Le rapport de situation de l'Institut national de santé publique, arrêté au 13 juillet, affiche un taux de suivi des contacts de 67,4 %. Derrière ce pourcentage se joue le cœur de la lutte contre Ebola. Chaque personne testée positive a côtoyé des proches, des voisins, des soignants : ces contacts doivent être recensés puis surveillés chaque jour pendant vingt et un jours, la durée maximale d'incubation, afin de les isoler dès les premiers symptômes. Un contact suivi qui tombe malade est pris en charge sans contaminer autour de lui. Un contact perdu de vue devient, lui, un possible nouveau foyer.

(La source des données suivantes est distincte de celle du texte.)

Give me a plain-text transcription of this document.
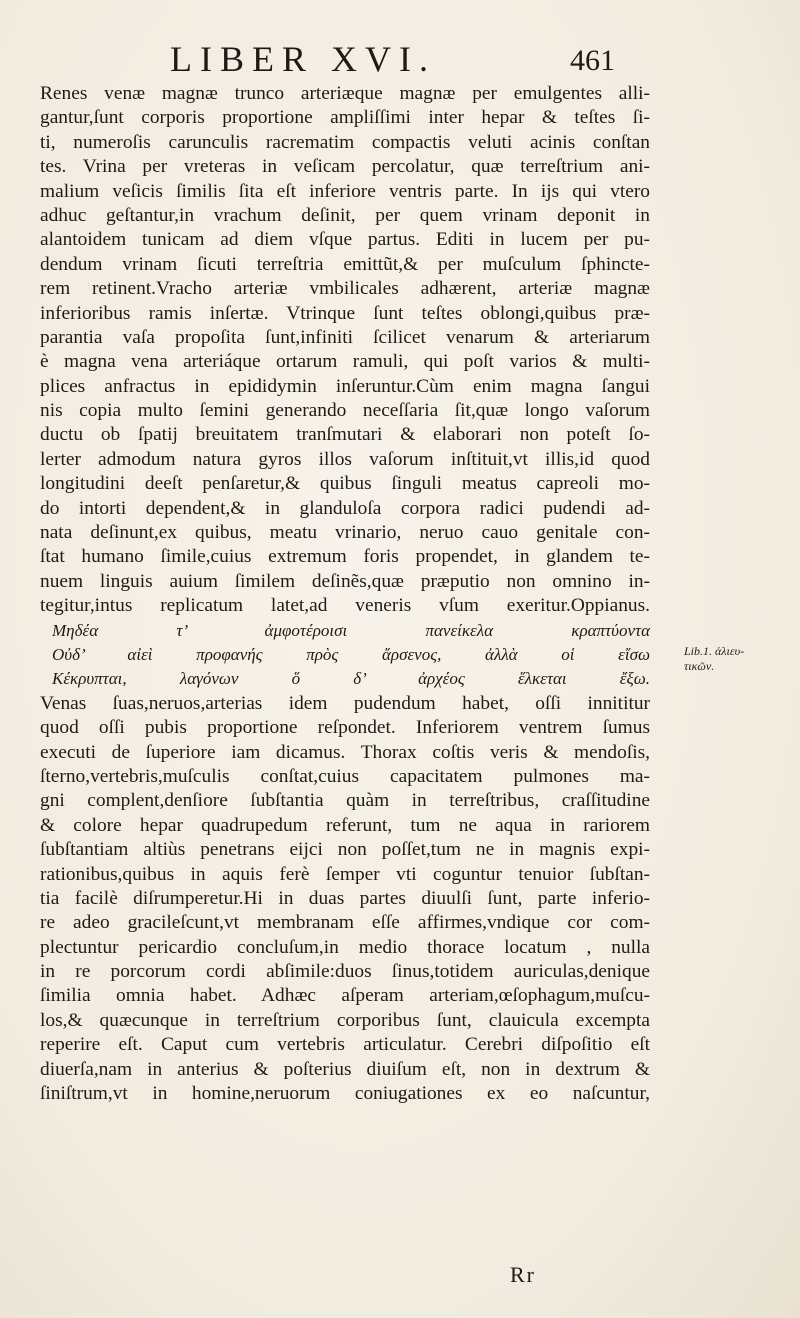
LIBER XVI.	461
Renes venæ magnæ trunco arteriæque magnæ per emulgentes alli-
gantur,ſunt corporis proportione ampliſſimi inter hepar & teſtes ſi-
ti, numeroſis carunculis racrematim compactis veluti acinis conſtan
tes. Vrina per vreteras in veſicam percolatur, quæ terreſtrium ani-
malium veſicis ſimilis ſita eſt inferiore ventris parte. In ijs qui vtero
adhuc geſtantur,in vrachum deſinit, per quem vrinam deponit in
alantoidem tunicam ad diem vſque partus. Editi in lucem per pu-
dendum vrinam ſicuti terreſtria emittũt,& per muſculum ſphincte-
rem retinent.Vracho arteriæ vmbilicales adhærent, arteriæ magnæ
inferioribus ramis inſertæ. Vtrinque ſunt teſtes oblongi,quibus præ-
parantia vaſa propoſita ſunt,infiniti ſcilicet venarum & arteriarum
è magna vena arteriáque ortarum ramuli, qui poſt varios & multi-
plices anfractus in epididymin inſeruntur.Cùm enim magna ſangui
nis copia multo ſemini generando neceſſaria ſit,quæ longo vaſorum
ductu ob ſpatij breuitatem tranſmutari & elaborari non poteſt ſo-
lerter admodum natura gyros illos vaſorum inſtituit,vt illis,id quod
longitudini deeſt penſaretur,& quibus ſinguli meatus capreoli mo-
do intorti dependent,& in glanduloſa corpora radici pudendi ad-
nata deſinunt,ex quibus, meatu vrinario, neruo cauo genitale con-
ſtat humano ſimile,cuius extremum foris propendet, in glandem te-
nuem linguis auium ſimilem deſinẽs,quæ præputio non omnino in-
tegitur,intus replicatum latet,ad veneris vſum exeritur.Oppianus.
Μηδέα τ’ ἀμφοτέροισι πανείκελα κραπτύοντα
Οὐδ’ αἰεὶ προφανής πρὸς ἄρσενος, ἀλλὰ οἱ εἴσω
Κέκρυπται, λαγόνων ὅ δ’ ἀρχέος ἕλκεται ἔξω.
Venas ſuas,neruos,arterias idem pudendum habet, oſſi innititur
quod oſſi pubis proportione reſpondet. Inferiorem ventrem ſumus
executi de ſuperiore iam dicamus. Thorax coſtis veris & mendoſis,
ſterno,vertebris,muſculis conſtat,cuius capacitatem pulmones ma-
gni complent,denſiore ſubſtantia quàm in terreſtribus, craſſitudine
& colore hepar quadrupedum referunt, tum ne aqua in rariorem
ſubſtantiam altiùs penetrans eijci non poſſet,tum ne in magnis expi-
rationibus,quibus in aquis ferè ſemper vti coguntur tenuior ſubſtan-
tia facilè diſrumperetur.Hi in duas partes diuulſi ſunt, parte inferio-
re adeo gracileſcunt,vt membranam eſſe affirmes,vndique cor com-
plectuntur pericardio concluſum,in medio thorace locatum , nulla
in re porcorum cordi abſimile:duos ſinus,totidem auriculas,denique
ſimilia omnia habet. Adhæc aſperam arteriam,œſophagum,muſcu-
los,& quæcunque in terreſtrium corporibus ſunt, clauicula excempta
reperire eſt. Caput cum vertebris articulatur. Cerebri diſpoſitio eſt
diuerſa,nam in anterius & poſterius diuiſum eſt, non in dextrum &
ſiniſtrum,vt in homine,neruorum coniugationes ex eo naſcuntur,
Lib.1. ἁλιευ-τικῶν.
Rr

À 67,4 %, près d'un tiers des personnes exposées échappent à cette surveillance. Les dispositifs de riposte visent un suivi aussi proche que possible de l'exhaustivité, car c'est la complétude du traçage, et non sa moyenne, qui casse les chaînes de transmission. Chaque maillon manquant peut relancer, à lui seul, une flambée dans une nouvelle avenue ou un nouveau village.

La cause de ce déficit se lit d'abord sur le terrain, en Ituri, épicentre de l'épidémie. À Bunia, les relais communautaires qui font du porte-à-porte pour repérer les cas et sensibiliser les familles travaillent, selon Radio Okapi, la peur au ventre, essuyant insultes, menaces et agressions de la part d'habitants réfractaires. Leur travail commence pourtant à faire reculer le déni. " Actuellement nous voyons que la population commence à comprendre que la maladie existe. Dans des avenues, il y a des gens qui ont même accepté pour se faire dépister volontairement ", témoigne Samuel Rehema, l'un des responsables de cette dynamique dans l'aire de santé de Bigo. Mais les volontaires signalent aussi un déficit d'effectifs pour couvrir l'ensemble des zones de la ville.

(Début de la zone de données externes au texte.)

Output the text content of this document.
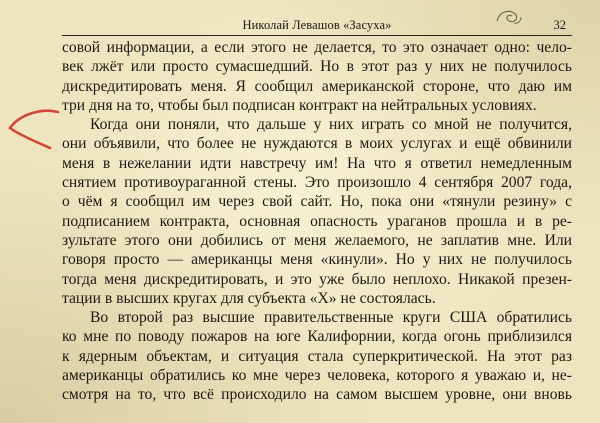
Николай Левашов «Засуха»	32
совой информации, а если этого не делается, то это означает одно: чело-
век лжёт или просто сумасшедший. Но в этот раз у них не получилось
дискредитировать меня. Я сообщил американской стороне, что даю им
три дня на то, чтобы был подписан контракт на нейтральных условиях.
Когда они поняли, что дальше у них играть со мной не получится,
они объявили, что более не нуждаются в моих услугах и ещё обвинили
меня в нежелании идти навстречу им! На что я ответил немедленным
снятием противоураганной стены. Это произошло 4 сентября 2007 года,
о чём я сообщил им через свой сайт. Но, пока они «тянули резину» с
подписанием контракта, основная опасность ураганов прошла и в ре-
зультате этого они добились от меня желаемого, не заплатив мне. Или
говоря просто — американцы меня «кинули». Но у них не получилось
тогда меня дискредитировать, и это уже было неплохо. Никакой презен-
тации в высших кругах для субъекта «X» не состоялась.
Во второй раз высшие правительственные круги США обратились
ко мне по поводу пожаров на юге Калифорнии, когда огонь приблизился
к ядерным объектам, и ситуация стала суперкритической. На этот раз
американцы обратились ко мне через человека, которого я уважаю и, не-
смотря на то, что всё происходило на самом высшем уровне, они вновь
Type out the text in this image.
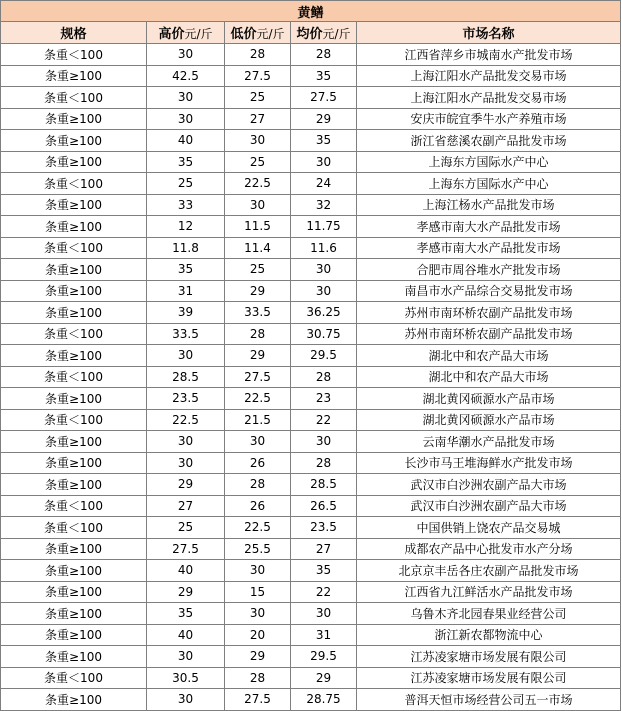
黄鳝				
规格	高价元/斤	低价元/斤	均价元/斤	市场名称
条重＜100	30	28	28	江西省萍乡市城南水产批发市场
条重≥100	42.5	27.5	35	上海江阳水产品批发交易市场
条重＜100	30	25	27.5	上海江阳水产品批发交易市场
条重≥100	30	27	29	安庆市皖宜季牛水产养殖市场
条重≥100	40	30	35	浙江省慈溪农副产品批发市场
条重≥100	35	25	30	上海东方国际水产中心
条重＜100	25	22.5	24	上海东方国际水产中心
条重≥100	33	30	32	上海江杨水产品批发市场
条重≥100	12	11.5	11.75	孝感市南大水产品批发市场
条重＜100	11.8	11.4	11.6	孝感市南大水产品批发市场
条重≥100	35	25	30	合肥市周谷堆水产批发市场
条重≥100	31	29	30	南昌市水产品综合交易批发市场
条重≥100	39	33.5	36.25	苏州市南环桥农副产品批发市场
条重＜100	33.5	28	30.75	苏州市南环桥农副产品批发市场
条重≥100	30	29	29.5	湖北中和农产品大市场
条重＜100	28.5	27.5	28	湖北中和农产品大市场
条重≥100	23.5	22.5	23	湖北黄冈硕源水产品市场
条重＜100	22.5	21.5	22	湖北黄冈硕源水产品市场
条重≥100	30	30	30	云南华潮水产品批发市场
条重≥100	30	26	28	长沙市马王堆海鲜水产批发市场
条重≥100	29	28	28.5	武汉市白沙洲农副产品大市场
条重＜100	27	26	26.5	武汉市白沙洲农副产品大市场
条重＜100	25	22.5	23.5	中国供销上饶农产品交易城
条重≥100	27.5	25.5	27	成都农产品中心批发市水产分场
条重≥100	40	30	35	北京京丰岳各庄农副产品批发市场
条重≥100	29	15	22	江西省九江鲜活水产品批发市场
条重≥100	35	30	30	乌鲁木齐北园春果业经营公司
条重≥100	40	20	31	浙江新农都物流中心
条重≥100	30	29	29.5	江苏凌家塘市场发展有限公司
条重＜100	30.5	28	29	江苏凌家塘市场发展有限公司
条重≥100	30	27.5	28.75	普洱天恒市场经营公司五一市场
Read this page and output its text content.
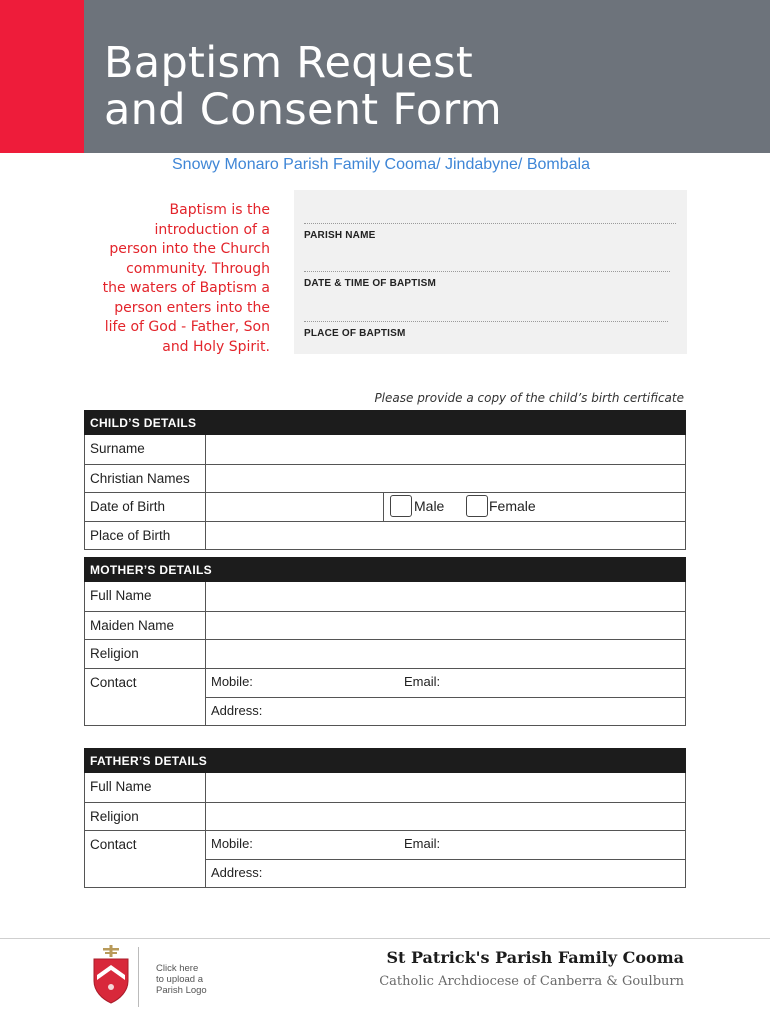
Baptism Request
and Consent Form
Snowy Monaro Parish Family Cooma/ Jindabyne/ Bombala
Baptism is the
introduction of a
person into the Church
community. Through
the waters of Baptism a
person enters into the
life of God - Father, Son
and Holy Spirit.
PARISH NAME
DATE & TIME OF BAPTISM
PLACE OF BAPTISM
Please provide a copy of the child’s birth certificate
CHILD’S DETAILS
Surname
Christian Names
Date of Birth	Male	Female
Place of Birth
MOTHER’S DETAILS
Full Name
Maiden Name
Religion
Contact	Mobile:	Email:
Address:
FATHER’S DETAILS
Full Name
Religion
Contact	Mobile:	Email:
Address:
Click here
to upload a
Parish Logo
St Patrick's Parish Family Cooma
Catholic Archdiocese of Canberra & Goulburn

L'acceptation par les communautés reste la clé de voûte de toute la surveillance. " Nous devons nous mobiliser beaucoup et davantage autour de la communication parce que l'acceptance communautaire et l'engagement communautaire sont la base de toute opération ", avertissait sur Radio Okapi Nicole Lufungi, chargée des programmes de l'ONG Hands For Help. Sans confiance, les malades se cachent, les familles taisent les contacts, et le traçage se grippe.

À cette résistance sociale s'ajoutent des obstacles matériels qui pèsent directement sur la surveillance. Le plan conjoint du gouvernement et de l'OMS, évalué à 510 millions de dollars, n'était financé qu'à hauteur de 35 % à la mi-juin, et une grève de prestataires réclamant leurs primes a désorganisé les équipes. L'insécurité entretenue par des groupes armés comme la CODECO et les ADF ferme l'accès à des zones entières, et un centre de traitement a été attaqué et incendié début juillet en Ituri. Autant de terrains où les contacts ne peuvent tout simplement pas être suivis.

C'est ce chantier qu'hérite le docteur Steve Ahuka, désigné le 13 juillet manager de terrain de la riposte. Renforcer le suivi des contacts suppose davantage de relais, mieux protégés et payés, une confiance patiemment reconstruite et un accès sécurisé aux foyers. Tant que le traçage restera incomplet, des chaînes de transmission pourront se maintenir hors de vue des équipes. La bataille contre Ebola ne se gagnera pas seulement dans les centres de traitement, mais dans la capacité à ne perdre aucun contact de vue.